The sugar plantation in India and Indonesia, Industrial Production, 1770-2010

11 June 2018 - 22:46

Bosma, U., The sugar plantation in India and Indonesia, Industrial Production, 1770-2010 (CUP 2013).

'The Sugar Plantation in India and Indonesia; Industrial Production, 1770–2010', the latest book of IISH staff member and professor of 'International Comparative Social History' at Amsterdam Free University Ulbe Bosma, was released by Cambridge University Press.

In this book, Ulbe Bosma details how the British and Dutch introduced the Caribbean sugar plantation model in Asia and refashioned it over time. Until abolitionist campaigns began around 1800, European markets had almost exclusively relied on Caribbean sugar produced by slave labour.
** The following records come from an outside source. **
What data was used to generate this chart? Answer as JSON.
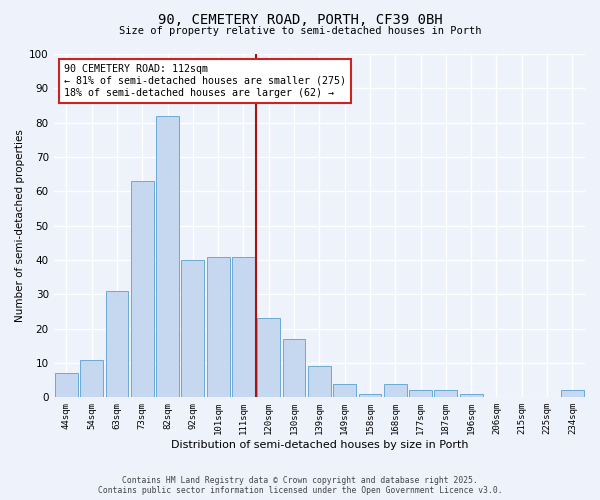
{
  "title": "90, CEMETERY ROAD, PORTH, CF39 0BH",
  "subtitle": "Size of property relative to semi-detached houses in Porth",
  "xlabel": "Distribution of semi-detached houses by size in Porth",
  "ylabel": "Number of semi-detached properties",
  "bar_labels": [
    "44sqm",
    "54sqm",
    "63sqm",
    "73sqm",
    "82sqm",
    "92sqm",
    "101sqm",
    "111sqm",
    "120sqm",
    "130sqm",
    "139sqm",
    "149sqm",
    "158sqm",
    "168sqm",
    "177sqm",
    "187sqm",
    "196sqm",
    "206sqm",
    "215sqm",
    "225sqm",
    "234sqm"
  ],
  "bar_values": [
    7,
    11,
    31,
    63,
    82,
    40,
    41,
    41,
    23,
    17,
    9,
    4,
    1,
    4,
    2,
    2,
    1,
    0,
    0,
    0,
    2
  ],
  "bar_color": "#c5d8f0",
  "bar_edge_color": "#6aaad4",
  "background_color": "#eef2fb",
  "grid_color": "#ffffff",
  "vline_x": 7.5,
  "vline_color": "#aa1111",
  "annotation_title": "90 CEMETERY ROAD: 112sqm",
  "annotation_line1": "← 81% of semi-detached houses are smaller (275)",
  "annotation_line2": "18% of semi-detached houses are larger (62) →",
  "annotation_box_color": "#cc2222",
  "ylim": [
    0,
    100
  ],
  "yticks": [
    0,
    10,
    20,
    30,
    40,
    50,
    60,
    70,
    80,
    90,
    100
  ],
  "footnote1": "Contains HM Land Registry data © Crown copyright and database right 2025.",
  "footnote2": "Contains public sector information licensed under the Open Government Licence v3.0."
}
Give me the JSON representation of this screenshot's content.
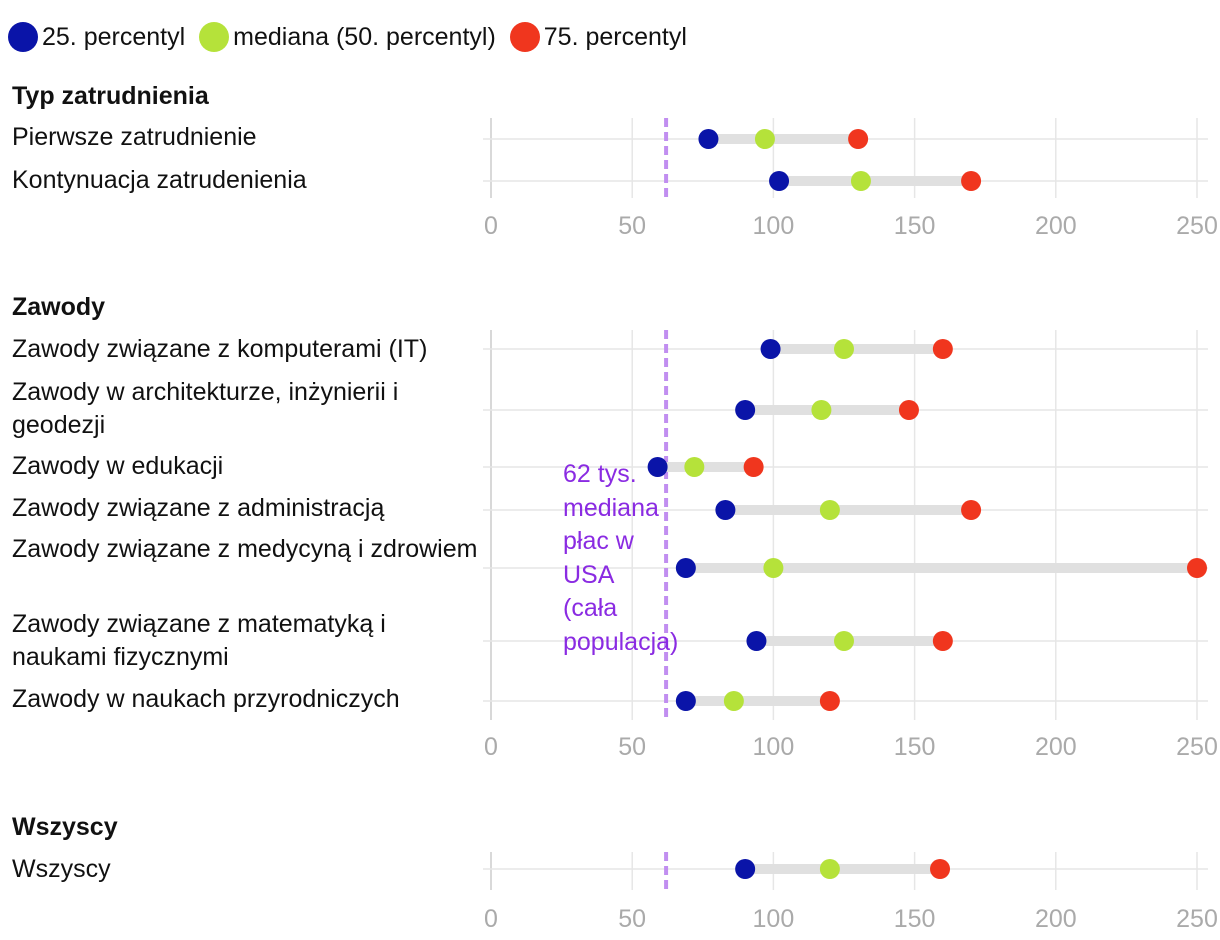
{
  "legend": [
    {
      "label": "25. percentyl",
      "color": "#0a14a8"
    },
    {
      "label": "mediana (50. percentyl)",
      "color": "#b5e23a"
    },
    {
      "label": "75. percentyl",
      "color": "#f0361e"
    }
  ],
  "annotation": {
    "text": "62 tys. mediana płac w USA (cała populacja)",
    "value": 62,
    "color": "#8a2be2",
    "line_color": "#c18ef0"
  },
  "colors": {
    "p25": "#0a14a8",
    "p50": "#b5e23a",
    "p75": "#f0361e",
    "range_bar": "#e0e0e0",
    "grid": "#e6e6e6",
    "tick_text": "#aaaaaa"
  },
  "chart_data": [
    {
      "type": "dot-range",
      "title": "Typ zatrudnienia",
      "xlim": [
        0,
        255
      ],
      "xticks": [
        0,
        50,
        100,
        150,
        200,
        250
      ],
      "categories": [
        "Pierwsze zatrudnienie",
        "Kontynuacja zatrudenienia"
      ],
      "series": [
        {
          "name": "25. percentyl",
          "values": [
            77,
            102
          ]
        },
        {
          "name": "mediana (50. percentyl)",
          "values": [
            97,
            131
          ]
        },
        {
          "name": "75. percentyl",
          "values": [
            130,
            170
          ]
        }
      ]
    },
    {
      "type": "dot-range",
      "title": "Zawody",
      "xlim": [
        0,
        255
      ],
      "xticks": [
        0,
        50,
        100,
        150,
        200,
        250
      ],
      "categories": [
        "Zawody związane z komputerami (IT)",
        "Zawody w architekturze, inżynierii i geodezji",
        "Zawody w edukacji",
        "Zawody związane z administracją",
        "Zawody związane z medycyną i zdrowiem",
        "Zawody związane z matematyką i naukami fizycznymi",
        "Zawody w naukach przyrodniczych"
      ],
      "series": [
        {
          "name": "25. percentyl",
          "values": [
            99,
            90,
            59,
            83,
            69,
            94,
            69
          ]
        },
        {
          "name": "mediana (50. percentyl)",
          "values": [
            125,
            117,
            72,
            120,
            100,
            125,
            86
          ]
        },
        {
          "name": "75. percentyl",
          "values": [
            160,
            148,
            93,
            170,
            250,
            160,
            120
          ]
        }
      ]
    },
    {
      "type": "dot-range",
      "title": "Wszyscy",
      "xlim": [
        0,
        255
      ],
      "xticks": [
        0,
        50,
        100,
        150,
        200,
        250
      ],
      "categories": [
        "Wszyscy"
      ],
      "series": [
        {
          "name": "25. percentyl",
          "values": [
            90
          ]
        },
        {
          "name": "mediana (50. percentyl)",
          "values": [
            120
          ]
        },
        {
          "name": "75. percentyl",
          "values": [
            159
          ]
        }
      ]
    }
  ]
}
Thereafter, importing Asian sugar and transferring plantation production to Asia became a serious option for the Western world.
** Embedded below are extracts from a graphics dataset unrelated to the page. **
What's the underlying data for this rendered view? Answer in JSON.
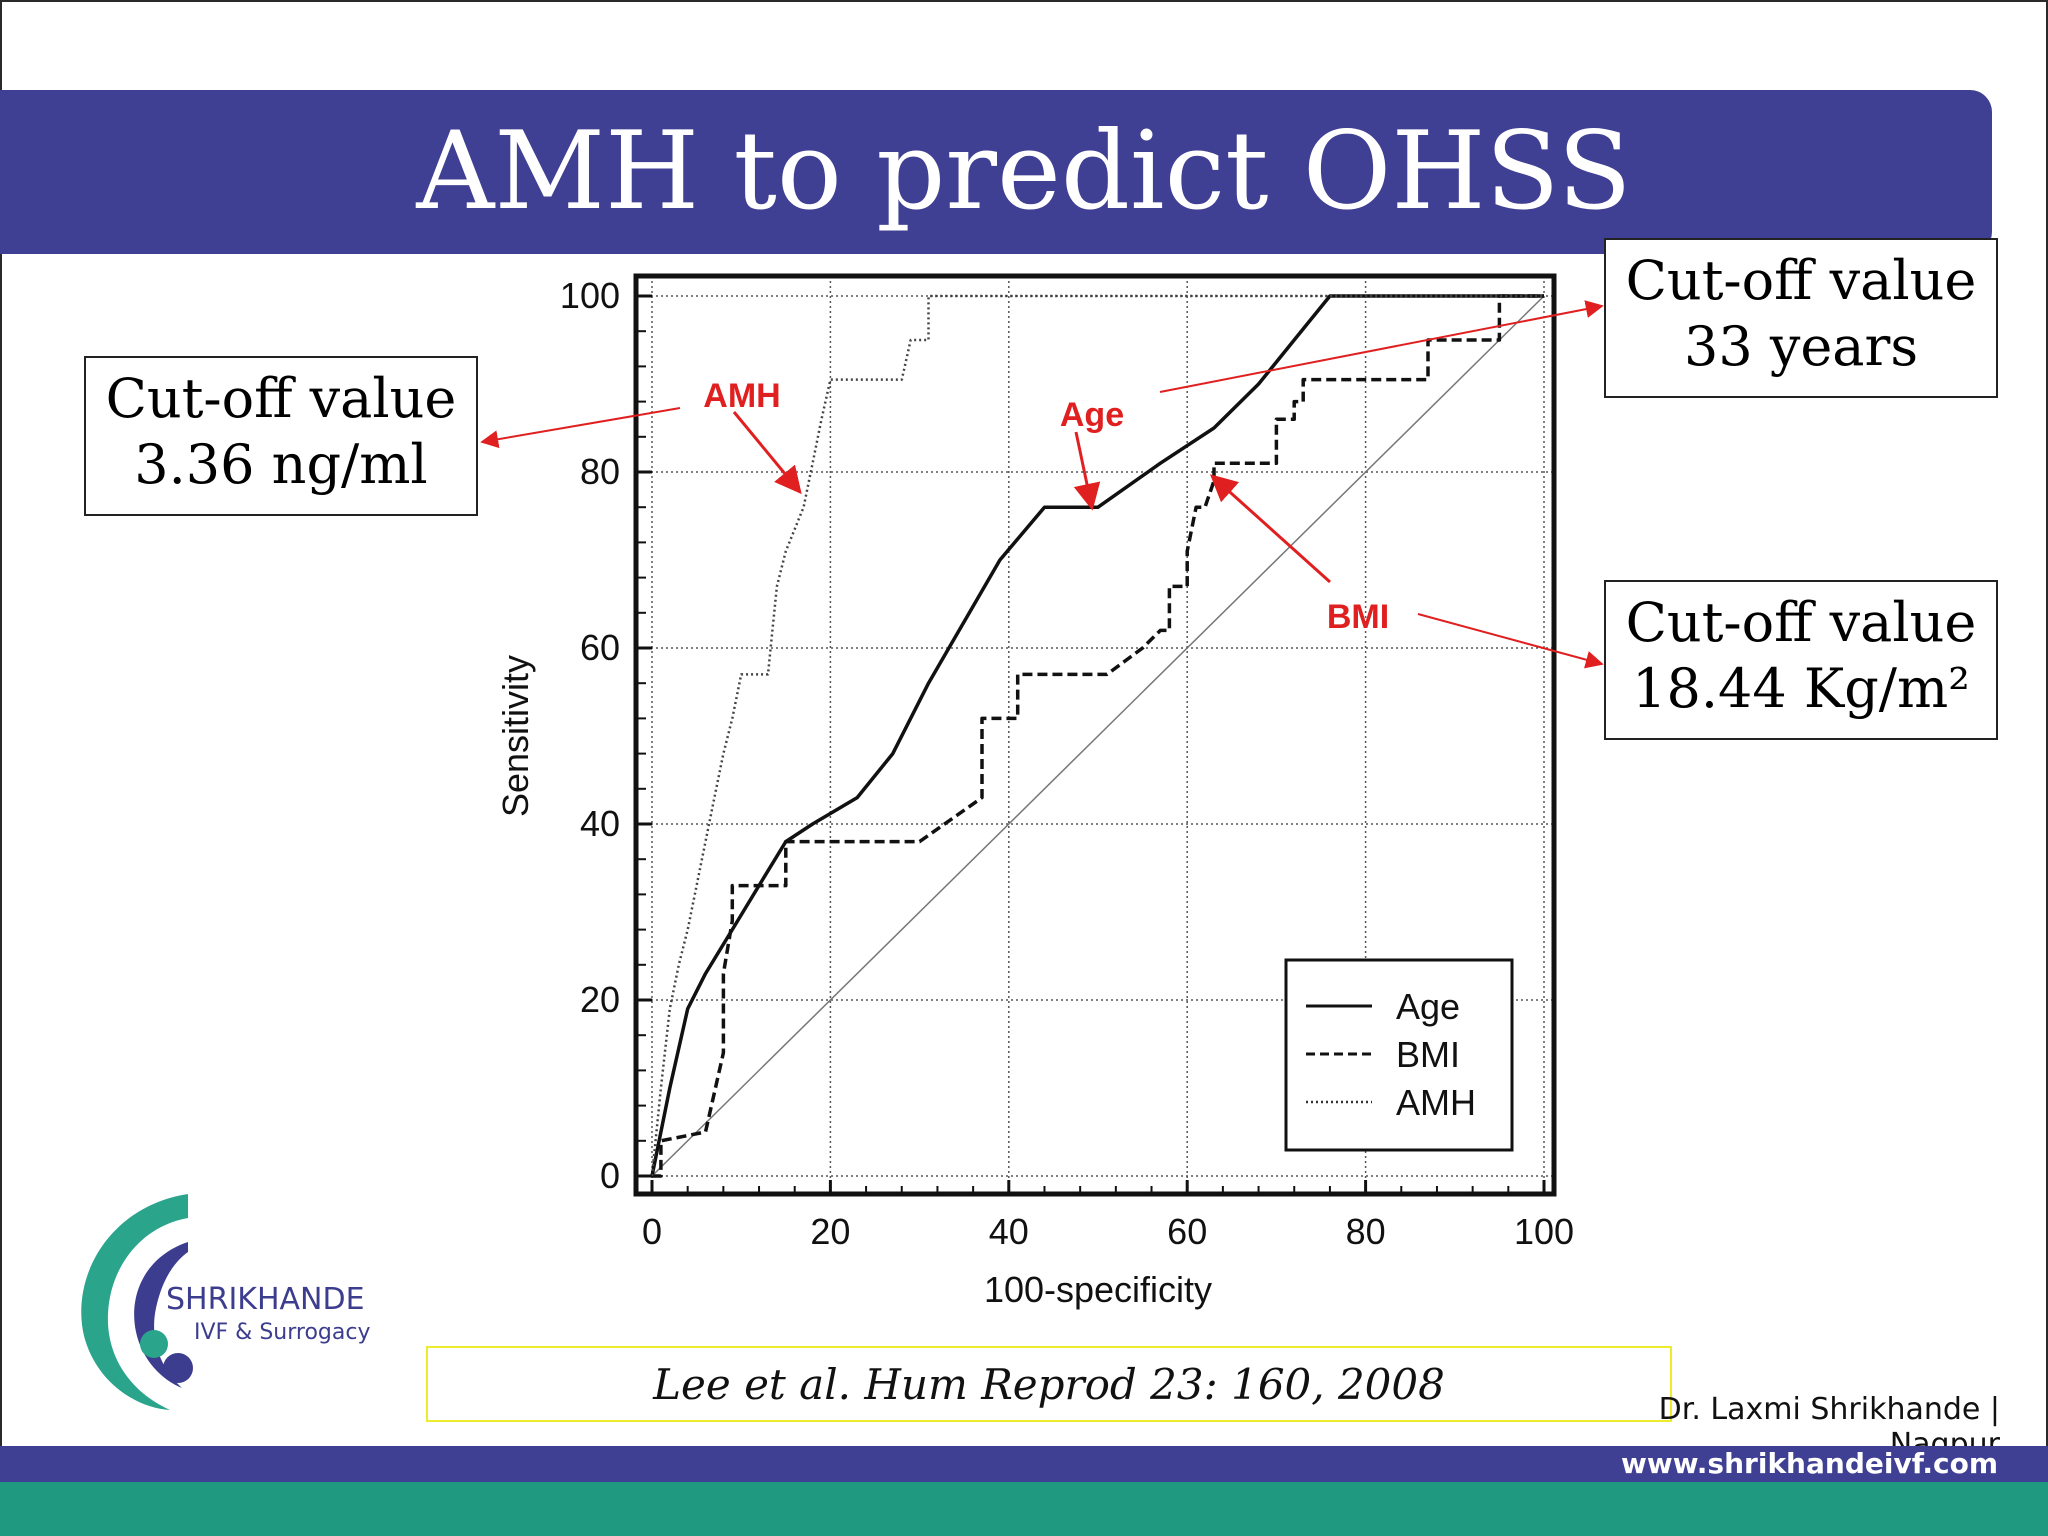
{
  "title": "AMH to predict OHSS",
  "colors": {
    "title_bar": "#3f3f93",
    "footer_blue": "#3f3f93",
    "footer_green": "#1f9a80",
    "annotation": "#e02020",
    "logo_teal": "#2aa58c",
    "logo_navy": "#3d3d8f"
  },
  "callouts": {
    "amh": {
      "line1": "Cut-off value",
      "line2": "3.36 ng/ml"
    },
    "age": {
      "line1": "Cut-off value",
      "line2": "33 years"
    },
    "bmi": {
      "line1": "Cut-off value",
      "line2": "18.44 Kg/m²"
    }
  },
  "annotations": {
    "amh": "AMH",
    "age": "Age",
    "bmi": "BMI"
  },
  "citation": "Lee et al. Hum Reprod 23: 160, 2008",
  "author": "Dr. Laxmi Shrikhande | Nagpur",
  "website": "www.shrikhandeivf.com",
  "logo": {
    "name": "SHRIKHANDE",
    "sub": "IVF & Surrogacy",
    "icon": "shrikhande-logo-icon"
  },
  "chart_data": {
    "type": "line",
    "xlabel": "100-specificity",
    "ylabel": "Sensitivity",
    "xlim": [
      0,
      100
    ],
    "ylim": [
      0,
      100
    ],
    "x_ticks": [
      0,
      20,
      40,
      60,
      80,
      100
    ],
    "y_ticks": [
      0,
      20,
      40,
      60,
      80,
      100
    ],
    "grid": true,
    "reference_line": true,
    "legend_position": "bottom-right",
    "series": [
      {
        "name": "Age",
        "style": "solid",
        "x": [
          0,
          2,
          4,
          6,
          9,
          12,
          15,
          18,
          23,
          27,
          31,
          35,
          39,
          44,
          50,
          57,
          63,
          68,
          72,
          76,
          100
        ],
        "y": [
          0,
          10,
          19,
          23,
          28,
          33,
          38,
          40,
          43,
          48,
          56,
          63,
          70,
          76,
          76,
          81,
          85,
          90,
          95,
          100,
          100
        ]
      },
      {
        "name": "BMI",
        "style": "dashed",
        "x": [
          0,
          1,
          1,
          6,
          8,
          8,
          9,
          9,
          15,
          15,
          30,
          37,
          37,
          41,
          41,
          45,
          51,
          55,
          57,
          58,
          58,
          60,
          60,
          61,
          62,
          63,
          63,
          70,
          70,
          72,
          72,
          73,
          73,
          87,
          87,
          95,
          95,
          100
        ],
        "y": [
          0,
          0,
          4,
          5,
          14,
          23,
          29,
          33,
          33,
          38,
          38,
          43,
          52,
          52,
          57,
          57,
          57,
          60,
          62,
          62,
          67,
          67,
          71,
          76,
          76,
          79,
          81,
          81,
          86,
          86,
          88,
          88,
          90.5,
          90.5,
          95,
          95,
          100,
          100
        ]
      },
      {
        "name": "AMH",
        "style": "dotted",
        "x": [
          0,
          1,
          2,
          3,
          4,
          5,
          6,
          7,
          8,
          9,
          10,
          11,
          13,
          13.5,
          14,
          15,
          17,
          18,
          19,
          20,
          23,
          28,
          29,
          31,
          31,
          100
        ],
        "y": [
          0,
          10,
          19,
          24,
          28,
          33,
          38,
          43,
          48,
          52,
          57,
          57,
          57,
          62,
          67,
          71,
          76,
          81,
          86,
          90.5,
          90.5,
          90.5,
          95,
          95,
          100,
          100
        ]
      }
    ]
  }
}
Although initial attempts by British planters in India failed, the Dutch colonial administration was far more successful in Java, where it introduced in 1830 the 'cultuurstelsel', a system of forced cultivation that tied local peasant production to industrial manufacturing.

A century later, India adopted the Javanese model in combination with farmers’ cooperatives rather than employing coercive measures. Cooperatives did not prevent industrial sugar production from exploiting small farmers and cane cutters, however. Bosma finds that much of modern sugar production in Asia resembles the abuses of labour by the old plantation systems of the Caribbean.